11 OCTOBER 2003, Page 44

Sounding the last post

Philip Ziegler

THE DAILY TELEGRAPH BOOK OF MILITARY OBITUARIES edited by David Twiston-Davies Grub Street, E17.99, pp. 416, ISBN 1904010342 The work of the obituarist is not unlike that of the book reviewer. Both have to tell their reader what the subject of their piece is all about; both have to pass judgment on its merits and demerits; both have to provide something which will be entertaining as well as informative. Under the direction of Hugh Massingberd and with the encouragement of the editor, Max Hastings, the Daily Telegraph made obituaries a leading feature of the paper — a fashion which has been followed by most of London's broadsheets. This book assembles 100 of them,

dealing with soldiers who died between 1987 and 2002.

Where obituaries and book reviews differ is that if the reviewer dislikes a book he need not be too mealy-mouthed in inveighing against its failings. An obituarist is inevitably constrained by thoughts of grieving widows or widowers, children and old friends; a feeling that it is rather bad taste to malign the recently deceased. De mortuis nil nisi boo urn may no longer be obligatory but de mortuis not too much malice is a rule still generally observed. In the last two months I have had cause to

read — or at least glance at more than 1,500 obituaries covering 100 years. As the procession of paragons passed before me, each more chivalrous, courageous, resourceful than the last, magnificently self-confident yet with becoming modesty, endlessly concerned about humanity; witty, imaginative, humorous, I felt a weary incredulity. They cannot all have been so special.

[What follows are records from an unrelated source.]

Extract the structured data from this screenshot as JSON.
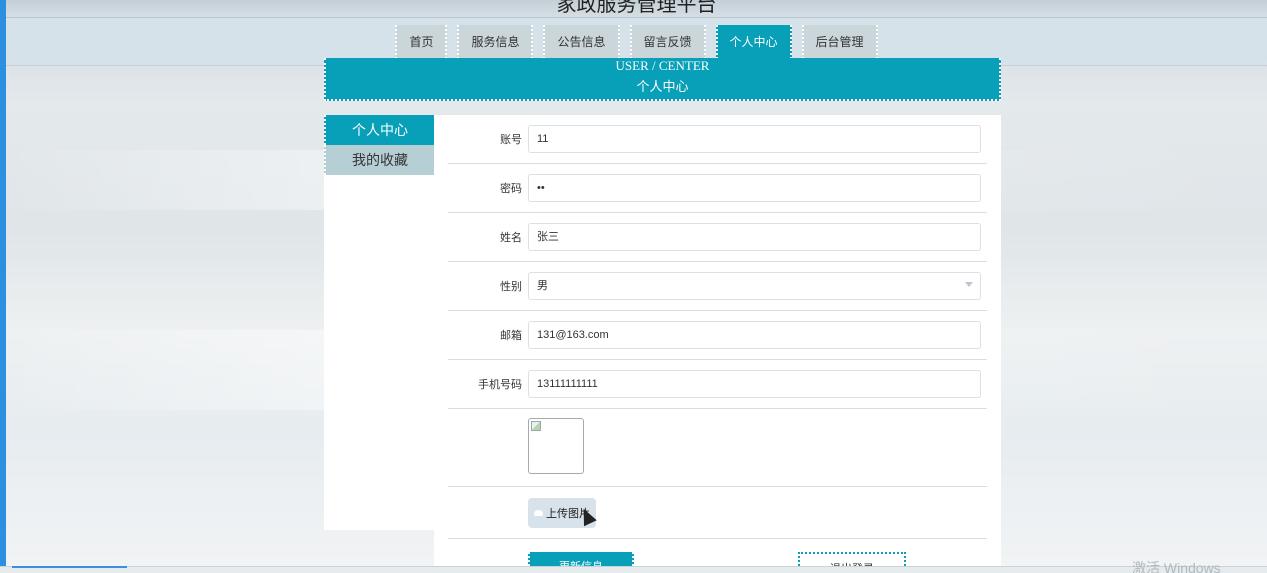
{
  "site": {
    "title": "家政服务管理平台"
  },
  "nav": {
    "items": [
      {
        "label": "首页",
        "active": false
      },
      {
        "label": "服务信息",
        "active": false
      },
      {
        "label": "公告信息",
        "active": false
      },
      {
        "label": "留言反馈",
        "active": false
      },
      {
        "label": "个人中心",
        "active": true
      },
      {
        "label": "后台管理",
        "active": false
      }
    ]
  },
  "banner": {
    "en": "USER / CENTER",
    "cn": "个人中心"
  },
  "side_menu": {
    "items": [
      {
        "label": "个人中心",
        "active": true
      },
      {
        "label": "我的收藏",
        "active": false
      }
    ]
  },
  "form": {
    "account": {
      "label": "账号",
      "value": "11"
    },
    "password": {
      "label": "密码",
      "value": "••"
    },
    "name": {
      "label": "姓名",
      "value": "张三"
    },
    "gender": {
      "label": "性别",
      "value": "男"
    },
    "email": {
      "label": "邮箱",
      "value": "131@163.com"
    },
    "phone": {
      "label": "手机号码",
      "value": "13111111111"
    },
    "upload_label": "上传图片",
    "update_button": "更新信息",
    "logout_button": "退出登录"
  },
  "os": {
    "watermark": "激活 Windows"
  },
  "colors": {
    "accent": "#08a0b8",
    "nav_inactive": "#cbd6da",
    "side_inactive": "#b5cfd5"
  }
}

The Daily Telegraph obituarists are more subtle but they still pull their punches. Such criticism as exists is delicately nuanced. As well as being 'a thrusting, aggressive horseman, both on the polo ground and out pig-sticking', we are told that General Loftus Tottenham was 'in no way a brilliant man' — a kindly way, one assumes, of saying that he was remarkably thick. General Cowley was 'a man of strongly-held convictions, which he never hesitated to express even when they made him unpopular' — i.e. he was notoriously quarrelsome. Lord Carver was 'not noted for his bonhomie'. Every obituary should be taken with a pinch of salt; the merit of these is that the smallest of pinches will suffice.

The soldiers described here tend to be either nobs, heroes or eccentrics. The categories are not exclusive; some of the deceased fall into two of them, a handful are all three. Brigadier Peter Young was influential both in his work with the Arab Legion and as head of the military history department at Sandhurst; no one who won a DSO and an MC with two bars and led his commandos up the heavily fortified cliffs at Dieppe can be denied heroic status; yet anyone who could successfully establish the Sealed Knot and persuade his friends to put on fancy dress and re-enact the battles of the civil war has some claim to eccentricity. 'Mad Jack' Churchill was less of a nob than Young, as much of a hero, and his exploits — 'charging up beaches dressed only in a kilt while brandishing a dirk, killing with a bow and arrow, and playing the bagpipes at moments of extreme peril' — were, to say the least, unusual.

The extraordinary range of skills which the army requires is one of the abiding impressions left by this book. James Drew was a postman who met Mongomery's demand that mail deliveries to the forces in France should begin on D-Day. Kenneth Merrylees was a dowser who turned his talents to the detection of bombs with delayed-action fuses; his finest hour came when he found and successfully disarmed a 500-pounder buried deep under the swimming pool at Buckingham Palace. Douglas Witherington was a vet who developed a technique for dropping mules by parachute without causing them more than transitory discomfort.

Above all, this book is a reminder of how much soldiers have to endure, Only one woman is included, but Vivian Bullwinkel, a nurse who was captured, machine-gunned by the Japanese, left for dead, retaken and then imprisoned for three and a half brutal years, surely suffered as much as any man, Brigadier Smith, whose arm was hacked off by an army clasp knife without the benefit of anaesthetic, bore the operation in silence because he was determined to prove himself worthy to command the Gurkha soldiers who stood around him. Tex Banwell worked with the Dutch Resistance, was captured and tortured, removed to Auschwitz and starved for months in a six-foot cage, yet still refused to betray his contacts. Almost every obituary contains stories of stoicism and courage: to read them is to be convinced of the wastefulness of war, but also to recognise how much we owe those who endure such tribulations.